Тем неожиданнее выглядело то, что в 1912 году ФДР не стал поддерживать Теодора Рузвельта, когда тот решил вернуться в политику, после того как безосновательно отказался баллотироваться на второй срок в 1908-м. Это было неожиданно потому, что Теодор затеял свое рискованное предприятие, разочаровавшись в бездеятельном консерватизме своего преемника-республиканца Уильяма Говарда Тафта, которого он сам и выдвинул, и за весь двадцатый век это была наиболее близкая к успеху попытка разомкнуть железные тиски американской двухпартийной системы. Теодор Рузвельт практически гарантировал себе выдвижение кандидатом в президенты на июльском съезде Республиканской партии в Чикаго, ведь по результатам праймериз он лидировал, но проиграл Тафту, которого упрямо поддержала партийная машина, всего 70 голосов. Рузвельт обязан был смириться с решением съезда, но горячая поддержка сторонников побудила его пойти на раскол партии. Спустя какой-то месяц состоялся съезд недовольных, на который прибыла тысяча делегатов, и на котором родилась новая партия. Официально она была названа Прогрессивной партией США, но получила известность как «партия сохатого» (the Bull Moose party) после знаменитого сравнения Теодором Рузвельтом своей собственной силы с силой этого жвачного животного: «Я здоров как сохатый!». «Партия сохатого» планировала принять участие в ноябрьских выборах 1912 года и выдвигала экс-президента своим кандидатом.
Как это обычно бывает в периоды политических разочарований, появление новой партии воодушевило и привлекло многих – и представителей высших слоев, и тех, кто был вне партий. Впрочем, по мнению некоторых, в ней оказалось с избытком генералов, более чем достаточно капитанов и много сержантов, а вот рядовых не хватало. (Автору это напоминает зарождение британской социал-демократической партии в 1981–1982 годах.) Более того, была принята программа партии, едва ли не специально созданная для того, чтобы устроить Франклина Рузвельта. Она предусматривала социальные реформы (охрану труда, избирательное право для женщин, право рабочих объединяться в профсоюзы), была центристской и направлена против политиканства и корпоративных интересов. Заносчивая наглость капитализма должна быть обуздана, провозглашали прогрессисты. Необходимо ввести прогрессивный подоходный налог и налог на наследство, а также дать избирателям право отзывать избранных ими лиц и опротестовывать политически предвзятые решения суда (последнее положение предвосхищало нападки Франклина Рузвельта на Верховный суд США в 1937 году). Свою кампанию Теодор Рузвельт в целом охарактеризовал как «Контракт с народом», как «честный курс» – и эти слова тоже не могли не найти отклика у ФДР.

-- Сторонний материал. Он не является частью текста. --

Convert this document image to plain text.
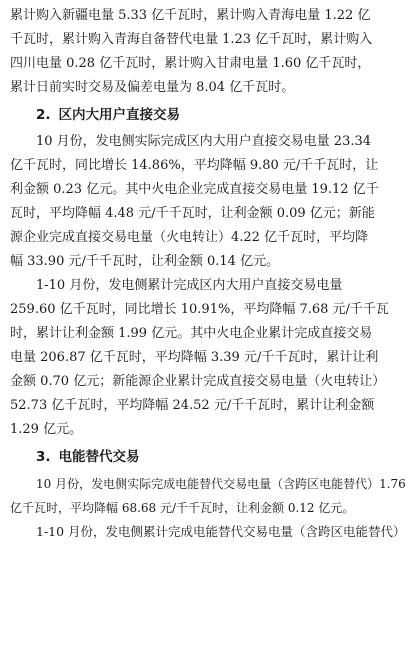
累计购入新疆电量 5.33 亿千瓦时，累计购入青海电量 1.22 亿
千瓦时，累计购入青海自备替代电量 1.23 亿千瓦时，累计购入
四川电量 0.28 亿千瓦时，累计购入甘肃电量 1.60 亿千瓦时，
累计日前实时交易及偏差电量为 8.04 亿千瓦时。
2. 区内大用户直接交易
10 月份，发电侧实际完成区内大用户直接交易电量 23.34
亿千瓦时，同比增长 14.86%，平均降幅 9.80 元/千千瓦时，让
利金额 0.23 亿元。其中火电企业完成直接交易电量 19.12 亿千
瓦时，平均降幅 4.48 元/千千瓦时，让利金额 0.09 亿元；新能
源企业完成直接交易电量（火电转让）4.22 亿千瓦时，平均降
幅 33.90 元/千千瓦时，让利金额 0.14 亿元。
1-10 月份，发电侧累计完成区内大用户直接交易电量
259.60 亿千瓦时，同比增长 10.91%，平均降幅 7.68 元/千千瓦
时，累计让利金额 1.99 亿元。其中火电企业累计完成直接交易
电量 206.87 亿千瓦时，平均降幅 3.39 元/千千瓦时，累计让利
金额 0.70 亿元；新能源企业累计完成直接交易电量（火电转让）
52.73 亿千瓦时，平均降幅 24.52 元/千千瓦时，累计让利金额
1.29 亿元。
3. 电能替代交易
10 月份，发电侧实际完成电能替代交易电量（含跨区电能替代）1.76
亿千瓦时，平均降幅 68.68 元/千千瓦时，让利金额 0.12 亿元。
1-10 月份，发电侧累计完成电能替代交易电量（含跨区电能替代）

И все же Франклин Рузвельт не поддержал Теодора. С 1910 года он был сенатором штата Нью-Йорк от демократов, от той территории, которая окружала Гайд-Парк. А это не была вотчина демократов. На своих первых выборах в сенат штата он неожиданно и еле-еле победил, но ко времени переизбрания двумя годами позже укрепил в округе свои позиции. И хотя его первыми сколько-нибудь заметными действиями в роли сенатора штата стала активная борьба против той кандидатуры на пост сенатора США, которую выдвинул Таммани-холл[17] (сенаторов США тогда все еще выбирали законодательные собрания штатов, а не непосредственно избиратели), теперь он пошел на попятную и на протяжении года налаживал связи с партийным аппаратом. Понятно, что теперь ему, как избранному сенатору-демократу, отдать голос кандидату от другой партии было сложнее, чем в 1904 году, когда он был частным лицом. Кроме того, его очень вдохновляла мысль, что Вудро Вильсон, в то время губернатор штата Нью-Джерси, может получить право баллотироваться в президенты от демократов и выиграть президентские выборы.

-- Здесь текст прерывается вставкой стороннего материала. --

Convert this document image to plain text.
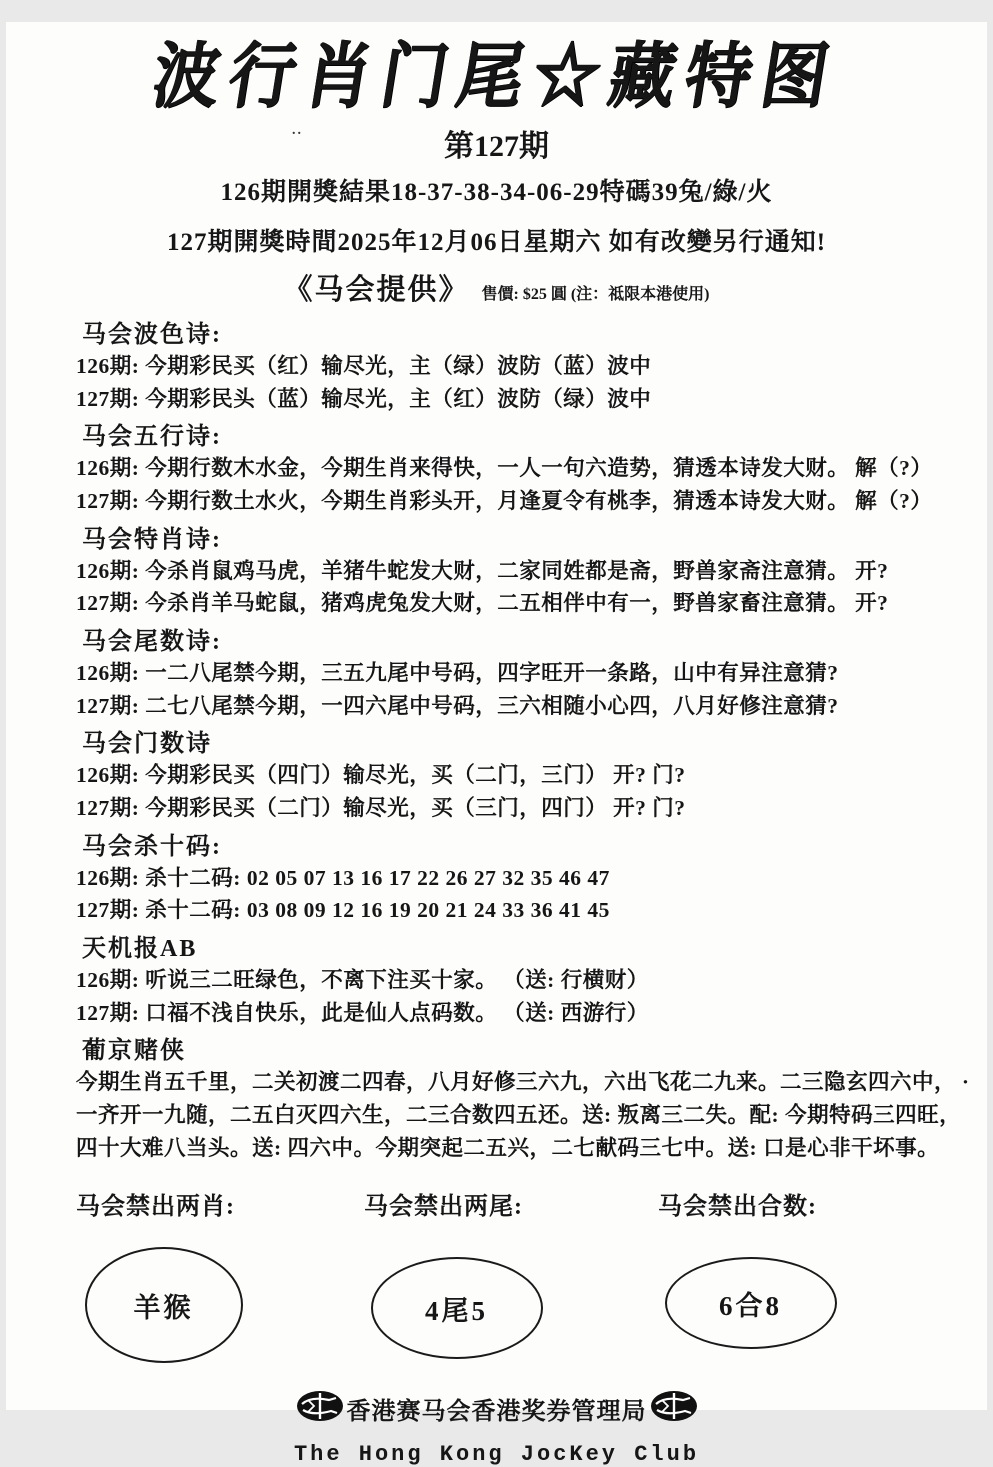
波行肖门尾☆藏特图
..	第127期
126期開獎結果18-37-38-34-06-29特碼39兔/綠/火
127期開獎時間2025年12月06日星期六 如有改變另行通知!
《马会提供》 售價: $25 圓 (注：祗限本港使用)
马会波色诗:
126期: 今期彩民买（红）输尽光，主（绿）波防（蓝）波中
127期: 今期彩民头（蓝）输尽光，主（红）波防（绿）波中
马会五行诗:
126期: 今期行数木水金，今期生肖来得快，一人一句六造势，猜透本诗发大财。 解（?）
127期: 今期行数土水火，今期生肖彩头开，月逢夏令有桃李，猜透本诗发大财。 解（?）
马会特肖诗:
126期: 今杀肖鼠鸡马虎，羊猪牛蛇发大财，二家同姓都是斋，野兽家斋注意猜。 开?
127期: 今杀肖羊马蛇鼠，猪鸡虎兔发大财，二五相伴中有一，野兽家畜注意猜。 开?
马会尾数诗:
126期: 一二八尾禁今期，三五九尾中号码，四字旺开一条路，山中有异注意猜?
127期: 二七八尾禁今期，一四六尾中号码，三六相随小心四，八月好修注意猜?
马会门数诗
126期: 今期彩民买（四门）输尽光，买（二门，三门） 开? 门?
127期: 今期彩民买（二门）输尽光，买（三门，四门） 开? 门?
马会杀十码:
126期: 杀十二码: 02 05 07 13 16 17 22 26 27 32 35 46 47
127期: 杀十二码: 03 08 09 12 16 19 20 21 24 33 36 41 45
天机报AB
126期: 听说三二旺绿色，不离下注买十家。 （送: 行横财）
127期: 口福不浅自快乐，此是仙人点码数。 （送: 西游行）
葡京赌侠
今期生肖五千里，二关初渡二四春，八月好修三六九，六出飞花二九来。二三隐玄四六中， ·
一齐开一九随，二五白灭四六生，二三合数四五还。送: 叛离三二失。配: 今期特码三四旺，
四十大难八当头。送: 四六中。今期突起二五兴，二七献码三七中。送: 口是心非干坏事。
马会禁出两肖:
羊猴
马会禁出两尾:
4尾5
马会禁出合数:
6合8
香港赛马会香港奖券管理局
The Hong Kong JocKey Club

У Франклина никогда не было к Вильсону такого глубоко личного отношения, как к Теодору Рузвельту, да и по своему положению в обществе он был весьма далек от более холодного и похожего на пастора профессора права и политической экономики Принстонского университета. Но в 1912 году Вильсон увлекся социальными реформами и призывал вывести политику из-за дверей курительных комнат. К тому же, его шансы на победу были весьма велики, и ФДР уже лелеял честолюбивые планы сменить Олбани на Вашингтон и занять место в новой администрации. Хотя нью-йоркская делегация на съезде Демократической партии в Балтиморе сторонилась Вильсона (Таммани-холл поддерживал выставление кандидатуры более консервативного Чемпа Кларка из штата Миссури, спикера Палаты представителей Конгресса), Франклин Рузвельт, однако, стал активно агитировать за Вильсона вокруг зала заседаний съезда. Свою воодушевленность и смутные надежды на будущее тридцатилетний Рузвельт подытожил в телеграмме, отправленной жене второго июля из Балтимора: «Вильсон выдвинут кандидатом сегодня мои планы неясны блестящий триумф».

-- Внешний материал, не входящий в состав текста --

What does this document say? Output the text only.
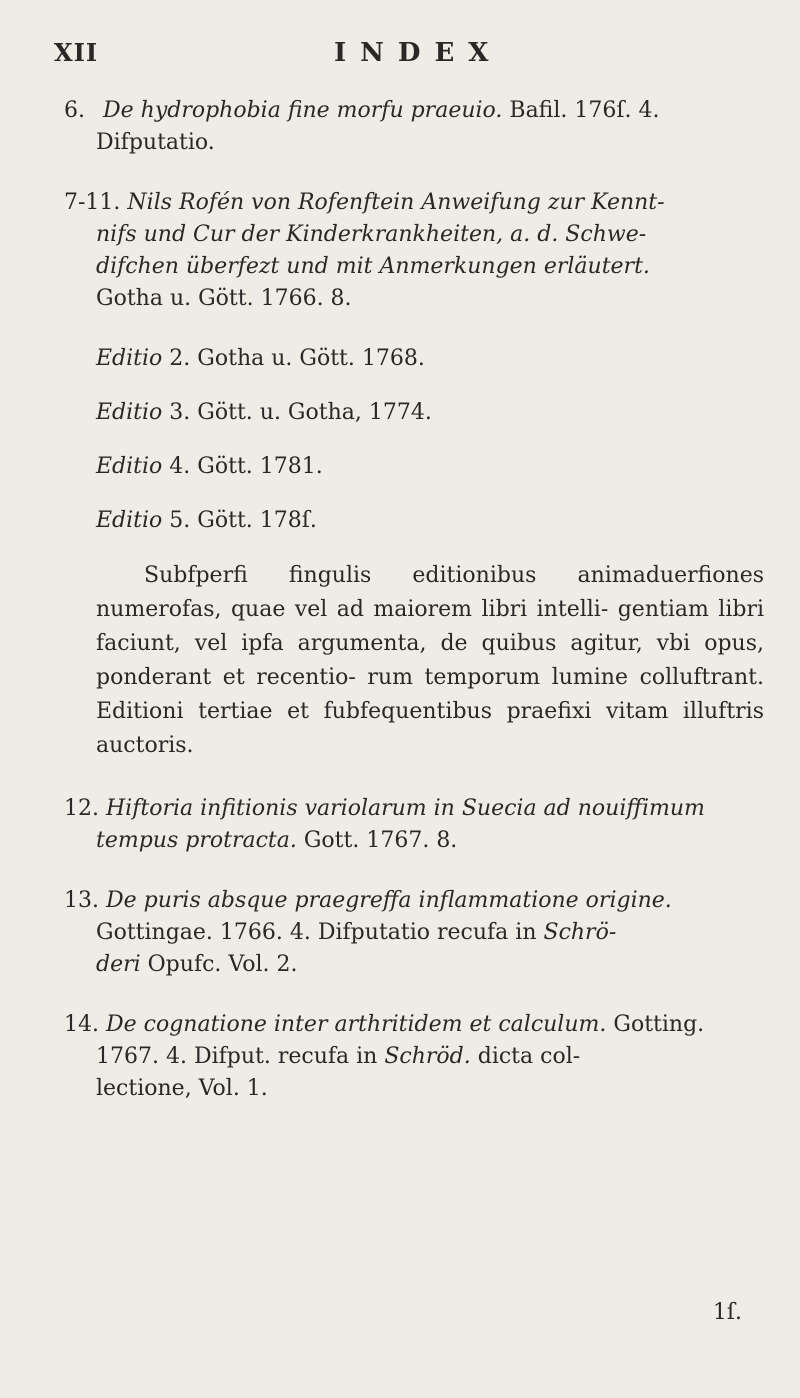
XII	INDEX
6. De hydrophobia fine morfu praeuio. Bafil. 176ſ. 4.
Difputatio.
7-11. Nils Rofén von Rofenftein Anweifung zur Kennt-
nifs und Cur der Kinderkrankheiten, a. d. Schwe-
difchen überfezt und mit Anmerkungen erläutert.
Gotha u. Gött. 1766. 8.
Editio 2. Gotha u. Gött. 1768.
Editio 3. Gött. u. Gotha, 1774.
Editio 4. Gött. 1781.
Editio 5. Gött. 178ſ.
Subfperfi fingulis editionibus animaduerfiones numerofas, quae vel ad maiorem libri intelli- gentiam libri faciunt, vel ipfa argumenta, de quibus agitur, vbi opus, ponderant et recentio- rum temporum lumine colluftrant. Editioni tertiae et fubfequentibus praefixi vitam illuftris auctoris.
12. Hiftoria infitionis variolarum in Suecia ad nouiffimum
tempus protracta. Gott. 1767. 8.
13. De puris absque praegreffa inflammatione origine.
Gottingae. 1766. 4. Difputatio recufa in Schrö-
deri Opufc. Vol. 2.
14. De cognatione inter arthritidem et calculum. Gotting.
1767. 4. Difput. recufa in Schröd. dicta col-
lectione, Vol. 1.
1ſ.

Что ж, «дяде Теду» (Франклин и Элеонора после женитьбы стали называть так Теодора Рузвельта все чаще и чаще) пришлось постоять за себя самому. И он сделал это с немалым, если не решающим, успехом. На президентских выборах 1912 года Теодор Рузвельт получил 4,1 миллиона голосов избирателей, оттеснив Тафта – не просто официального кандидата от Республиканской партии, но и действующего президента – на унизительное третье место. Однако при этом он уступил Вильсону, получившему 6,3 миллиона голосов избирателей и полную победу в коллегии выборщиков, хотя лишь 43 процента (т. е. меньше половины) голосов избирателей. Как бы там ни было, Вильсон стал президентом – первым президентом-демократом после шестнадцати лет пребывания у власти президентов-республиканцев. К тому же он получил большинство в обеих палатах Конгресса. Таким образом, трезвый прогноз ФДР относительно вероятного результата выборов оправдался, так же как и надежда, что ему самому это может обеспечить должность в Вашингтоне.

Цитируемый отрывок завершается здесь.